FDA Approves Pfizer's PENBRAYA Vaccine for Meningococcal Disease

The U.S. Food and Drug Administration (FDA) has approved Pfizer Inc.'s PENBRAYA™ (meningococcal groups A, B, C, W and Y vaccine) on October 20, 2023. The vaccine is the first and only pentavalent vaccine providing coverage against the most common serogroups causing invasive meningococcal disease (IMD) in adolescents and young adults aged 10 through 25. PENBRAYA combines components from two meningococcal vaccines to protect against serogroups A, B, C, W, and Y.

Pfizer stated the vaccine aims to simplify vaccination schedules in the U.S. by reducing the total number of doses needed for comprehensive protection against the five leading serogroups. The company believes fewer doses may lead to more adolescents receiving timely vaccinations, thereby decreasing the incidence of IMD and its severe long-term consequences.

The FDA's decision follows Phase 2 and Phase 3 clinical trials. These studies demonstrated that PENBRAYA has robust immunogenicity and was well-tolerated with a favorable safety profile.

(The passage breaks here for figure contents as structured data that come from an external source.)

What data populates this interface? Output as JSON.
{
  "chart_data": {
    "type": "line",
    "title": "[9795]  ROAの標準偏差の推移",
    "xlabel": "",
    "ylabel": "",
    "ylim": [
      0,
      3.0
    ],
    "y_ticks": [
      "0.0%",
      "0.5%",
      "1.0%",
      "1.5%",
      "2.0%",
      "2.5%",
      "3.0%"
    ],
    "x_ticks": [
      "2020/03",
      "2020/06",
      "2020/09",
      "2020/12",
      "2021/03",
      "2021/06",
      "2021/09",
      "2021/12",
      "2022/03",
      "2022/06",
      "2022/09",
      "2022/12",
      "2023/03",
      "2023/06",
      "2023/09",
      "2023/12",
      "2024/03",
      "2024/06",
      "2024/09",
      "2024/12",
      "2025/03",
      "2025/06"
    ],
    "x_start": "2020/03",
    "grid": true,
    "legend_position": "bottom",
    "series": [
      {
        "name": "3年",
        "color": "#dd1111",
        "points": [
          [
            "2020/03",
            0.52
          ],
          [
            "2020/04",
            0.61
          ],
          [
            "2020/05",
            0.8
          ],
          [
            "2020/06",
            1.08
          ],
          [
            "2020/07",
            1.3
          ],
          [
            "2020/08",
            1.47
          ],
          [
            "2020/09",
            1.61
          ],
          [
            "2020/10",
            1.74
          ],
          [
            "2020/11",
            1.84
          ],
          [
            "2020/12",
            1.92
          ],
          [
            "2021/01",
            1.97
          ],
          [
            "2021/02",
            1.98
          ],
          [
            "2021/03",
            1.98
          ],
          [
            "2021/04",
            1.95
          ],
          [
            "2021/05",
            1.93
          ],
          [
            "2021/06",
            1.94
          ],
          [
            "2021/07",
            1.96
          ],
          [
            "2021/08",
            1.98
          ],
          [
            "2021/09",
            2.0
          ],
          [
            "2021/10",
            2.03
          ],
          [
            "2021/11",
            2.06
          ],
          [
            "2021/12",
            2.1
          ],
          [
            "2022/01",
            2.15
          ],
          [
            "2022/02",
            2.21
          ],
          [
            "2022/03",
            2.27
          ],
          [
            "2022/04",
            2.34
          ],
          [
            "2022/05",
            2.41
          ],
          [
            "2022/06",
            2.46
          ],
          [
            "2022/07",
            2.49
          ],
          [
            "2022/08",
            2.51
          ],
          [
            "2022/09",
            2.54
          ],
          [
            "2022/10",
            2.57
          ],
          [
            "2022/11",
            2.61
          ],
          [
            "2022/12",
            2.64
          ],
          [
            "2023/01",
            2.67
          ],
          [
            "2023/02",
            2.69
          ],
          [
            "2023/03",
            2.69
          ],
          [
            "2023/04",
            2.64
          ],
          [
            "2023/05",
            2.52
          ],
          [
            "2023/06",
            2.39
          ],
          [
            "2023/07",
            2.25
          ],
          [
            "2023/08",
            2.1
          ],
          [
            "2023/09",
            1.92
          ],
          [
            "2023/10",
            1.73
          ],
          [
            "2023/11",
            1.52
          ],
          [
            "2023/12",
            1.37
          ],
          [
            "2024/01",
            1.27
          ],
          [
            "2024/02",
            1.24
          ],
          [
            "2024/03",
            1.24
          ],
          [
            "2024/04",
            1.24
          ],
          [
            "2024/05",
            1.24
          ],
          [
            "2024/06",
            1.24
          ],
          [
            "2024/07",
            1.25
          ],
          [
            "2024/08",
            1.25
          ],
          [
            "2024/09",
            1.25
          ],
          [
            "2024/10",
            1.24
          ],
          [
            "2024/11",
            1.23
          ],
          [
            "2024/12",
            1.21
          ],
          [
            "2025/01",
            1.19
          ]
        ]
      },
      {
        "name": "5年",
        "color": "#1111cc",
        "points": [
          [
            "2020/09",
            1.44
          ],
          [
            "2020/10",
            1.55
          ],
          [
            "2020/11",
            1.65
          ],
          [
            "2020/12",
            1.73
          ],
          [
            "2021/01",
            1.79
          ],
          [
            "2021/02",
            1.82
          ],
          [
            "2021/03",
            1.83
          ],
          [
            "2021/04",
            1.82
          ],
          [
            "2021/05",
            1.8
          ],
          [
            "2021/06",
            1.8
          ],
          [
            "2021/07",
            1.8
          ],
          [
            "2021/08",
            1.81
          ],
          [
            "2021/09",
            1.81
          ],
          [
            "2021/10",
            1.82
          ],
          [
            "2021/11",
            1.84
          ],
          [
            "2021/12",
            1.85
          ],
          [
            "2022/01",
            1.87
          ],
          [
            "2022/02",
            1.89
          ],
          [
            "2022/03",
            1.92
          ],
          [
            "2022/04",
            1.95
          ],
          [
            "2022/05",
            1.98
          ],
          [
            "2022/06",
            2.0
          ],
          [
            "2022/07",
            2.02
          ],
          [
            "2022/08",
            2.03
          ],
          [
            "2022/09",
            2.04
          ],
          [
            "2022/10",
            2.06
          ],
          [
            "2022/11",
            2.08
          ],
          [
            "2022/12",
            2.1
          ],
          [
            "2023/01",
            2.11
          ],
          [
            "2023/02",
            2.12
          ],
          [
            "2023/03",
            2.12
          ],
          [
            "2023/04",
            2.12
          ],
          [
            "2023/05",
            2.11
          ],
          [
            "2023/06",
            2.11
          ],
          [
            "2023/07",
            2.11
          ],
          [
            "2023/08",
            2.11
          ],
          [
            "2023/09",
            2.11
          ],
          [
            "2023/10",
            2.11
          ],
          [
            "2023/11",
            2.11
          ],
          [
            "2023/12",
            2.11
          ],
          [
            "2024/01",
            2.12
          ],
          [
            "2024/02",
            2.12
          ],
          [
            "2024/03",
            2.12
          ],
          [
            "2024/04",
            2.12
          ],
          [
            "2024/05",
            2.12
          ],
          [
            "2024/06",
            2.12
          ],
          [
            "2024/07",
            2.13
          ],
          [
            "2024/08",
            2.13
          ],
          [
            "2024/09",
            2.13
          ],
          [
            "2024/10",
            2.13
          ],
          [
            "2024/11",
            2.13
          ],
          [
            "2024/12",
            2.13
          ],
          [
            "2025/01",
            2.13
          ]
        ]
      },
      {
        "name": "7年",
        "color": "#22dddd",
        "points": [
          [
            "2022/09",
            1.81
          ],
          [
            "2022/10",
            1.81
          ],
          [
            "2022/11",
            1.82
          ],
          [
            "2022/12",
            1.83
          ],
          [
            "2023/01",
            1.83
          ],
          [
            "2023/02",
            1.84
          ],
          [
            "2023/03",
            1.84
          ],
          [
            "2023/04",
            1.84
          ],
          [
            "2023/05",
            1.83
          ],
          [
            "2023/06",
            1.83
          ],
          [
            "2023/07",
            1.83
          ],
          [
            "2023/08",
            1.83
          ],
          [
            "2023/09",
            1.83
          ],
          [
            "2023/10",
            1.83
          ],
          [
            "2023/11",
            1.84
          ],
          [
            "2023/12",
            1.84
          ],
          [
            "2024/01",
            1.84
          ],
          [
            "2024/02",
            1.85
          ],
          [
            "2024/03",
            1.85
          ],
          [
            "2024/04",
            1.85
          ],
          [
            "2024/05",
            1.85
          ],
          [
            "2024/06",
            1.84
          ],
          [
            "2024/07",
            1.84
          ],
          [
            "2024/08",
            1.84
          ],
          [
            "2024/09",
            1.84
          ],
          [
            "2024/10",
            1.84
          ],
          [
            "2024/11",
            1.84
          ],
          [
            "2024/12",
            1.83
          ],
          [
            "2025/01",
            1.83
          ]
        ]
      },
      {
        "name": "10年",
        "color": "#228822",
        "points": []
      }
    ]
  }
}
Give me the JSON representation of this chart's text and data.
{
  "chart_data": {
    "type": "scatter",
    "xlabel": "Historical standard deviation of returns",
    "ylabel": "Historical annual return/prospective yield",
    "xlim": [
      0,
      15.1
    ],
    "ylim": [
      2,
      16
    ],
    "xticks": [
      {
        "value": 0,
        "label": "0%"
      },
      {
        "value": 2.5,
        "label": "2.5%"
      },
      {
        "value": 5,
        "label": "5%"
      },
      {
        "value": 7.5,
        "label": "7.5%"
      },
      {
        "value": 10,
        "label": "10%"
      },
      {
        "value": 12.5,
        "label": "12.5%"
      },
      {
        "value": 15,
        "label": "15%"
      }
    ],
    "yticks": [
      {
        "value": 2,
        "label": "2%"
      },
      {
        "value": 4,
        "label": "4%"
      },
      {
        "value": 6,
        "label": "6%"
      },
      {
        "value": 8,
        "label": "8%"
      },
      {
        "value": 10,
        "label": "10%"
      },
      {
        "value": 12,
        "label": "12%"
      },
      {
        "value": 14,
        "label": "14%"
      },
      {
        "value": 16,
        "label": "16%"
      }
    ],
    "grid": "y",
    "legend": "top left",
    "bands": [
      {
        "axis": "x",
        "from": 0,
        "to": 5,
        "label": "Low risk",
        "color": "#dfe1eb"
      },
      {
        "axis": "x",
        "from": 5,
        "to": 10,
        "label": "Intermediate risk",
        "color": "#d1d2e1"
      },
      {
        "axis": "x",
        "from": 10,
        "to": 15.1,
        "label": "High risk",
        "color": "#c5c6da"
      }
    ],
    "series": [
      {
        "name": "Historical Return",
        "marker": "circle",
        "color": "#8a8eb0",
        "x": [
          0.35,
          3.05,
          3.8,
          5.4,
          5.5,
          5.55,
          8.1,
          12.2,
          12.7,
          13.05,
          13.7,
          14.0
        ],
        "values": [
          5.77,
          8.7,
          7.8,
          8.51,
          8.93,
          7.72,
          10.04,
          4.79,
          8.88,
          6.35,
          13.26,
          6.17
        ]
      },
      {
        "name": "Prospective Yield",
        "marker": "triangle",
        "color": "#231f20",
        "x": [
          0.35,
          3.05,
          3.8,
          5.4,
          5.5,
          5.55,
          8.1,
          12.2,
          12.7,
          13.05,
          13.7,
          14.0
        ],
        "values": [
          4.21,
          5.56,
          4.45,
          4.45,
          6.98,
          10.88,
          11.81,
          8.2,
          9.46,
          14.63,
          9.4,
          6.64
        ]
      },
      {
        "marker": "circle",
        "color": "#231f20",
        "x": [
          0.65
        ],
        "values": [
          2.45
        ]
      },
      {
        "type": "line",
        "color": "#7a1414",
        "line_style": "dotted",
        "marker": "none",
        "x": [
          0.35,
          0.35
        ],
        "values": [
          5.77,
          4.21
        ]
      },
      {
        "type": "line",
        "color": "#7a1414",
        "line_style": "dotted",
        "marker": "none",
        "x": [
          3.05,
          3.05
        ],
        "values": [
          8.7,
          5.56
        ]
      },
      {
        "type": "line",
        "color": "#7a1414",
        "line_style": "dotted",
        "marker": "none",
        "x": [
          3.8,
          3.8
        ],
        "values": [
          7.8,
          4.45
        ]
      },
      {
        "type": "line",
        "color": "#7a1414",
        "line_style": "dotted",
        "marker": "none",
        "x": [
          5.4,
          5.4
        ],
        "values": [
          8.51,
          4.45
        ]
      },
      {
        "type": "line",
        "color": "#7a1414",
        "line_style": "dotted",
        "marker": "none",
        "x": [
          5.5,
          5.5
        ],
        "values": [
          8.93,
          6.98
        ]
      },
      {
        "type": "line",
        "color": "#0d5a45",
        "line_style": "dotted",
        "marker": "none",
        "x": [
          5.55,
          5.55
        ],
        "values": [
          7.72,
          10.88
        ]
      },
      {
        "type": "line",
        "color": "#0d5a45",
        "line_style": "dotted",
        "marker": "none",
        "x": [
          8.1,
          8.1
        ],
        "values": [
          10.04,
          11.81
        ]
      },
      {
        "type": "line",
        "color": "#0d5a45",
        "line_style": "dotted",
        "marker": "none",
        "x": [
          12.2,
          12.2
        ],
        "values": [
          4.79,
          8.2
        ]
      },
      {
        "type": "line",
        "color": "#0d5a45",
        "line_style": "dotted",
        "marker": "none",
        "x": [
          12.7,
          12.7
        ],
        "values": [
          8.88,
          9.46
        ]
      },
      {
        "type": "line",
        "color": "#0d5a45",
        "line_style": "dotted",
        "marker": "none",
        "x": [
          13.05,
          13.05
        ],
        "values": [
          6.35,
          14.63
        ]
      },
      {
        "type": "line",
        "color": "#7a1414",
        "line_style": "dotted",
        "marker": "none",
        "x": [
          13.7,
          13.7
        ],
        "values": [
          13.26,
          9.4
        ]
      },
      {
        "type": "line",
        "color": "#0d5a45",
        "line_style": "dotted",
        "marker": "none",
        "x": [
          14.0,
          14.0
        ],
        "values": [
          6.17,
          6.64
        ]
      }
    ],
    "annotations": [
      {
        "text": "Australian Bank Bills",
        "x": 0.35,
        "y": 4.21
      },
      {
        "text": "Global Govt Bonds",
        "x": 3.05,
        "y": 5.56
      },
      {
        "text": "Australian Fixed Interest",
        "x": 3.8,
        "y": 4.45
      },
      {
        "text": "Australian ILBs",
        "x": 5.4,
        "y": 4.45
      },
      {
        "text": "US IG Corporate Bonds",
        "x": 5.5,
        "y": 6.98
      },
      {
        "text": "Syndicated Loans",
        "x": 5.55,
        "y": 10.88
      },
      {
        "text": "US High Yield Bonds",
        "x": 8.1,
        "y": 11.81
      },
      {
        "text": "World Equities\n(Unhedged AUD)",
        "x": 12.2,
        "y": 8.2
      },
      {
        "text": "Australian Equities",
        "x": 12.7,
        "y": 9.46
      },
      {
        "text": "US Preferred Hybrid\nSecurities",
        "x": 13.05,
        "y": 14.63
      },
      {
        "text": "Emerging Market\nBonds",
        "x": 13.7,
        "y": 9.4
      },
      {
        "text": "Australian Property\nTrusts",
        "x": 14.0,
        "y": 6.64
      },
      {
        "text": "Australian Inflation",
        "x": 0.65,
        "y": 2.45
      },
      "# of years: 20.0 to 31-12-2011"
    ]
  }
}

The vaccine's immunogenicity was found to be non-inferior to a combination of the currently U.S.-licensed vaccines Trumenba® and Menveo® across all targeted serogroups.

Meningococcal disease is an uncommon but serious illness that can be fatal within 24 hours or lead to life-altering disabilities for survivors. The CDC's Advisory Committee on Immunization Practices (ACIP) is scheduled to meet to discuss recommendations for the vaccine's appropriate use.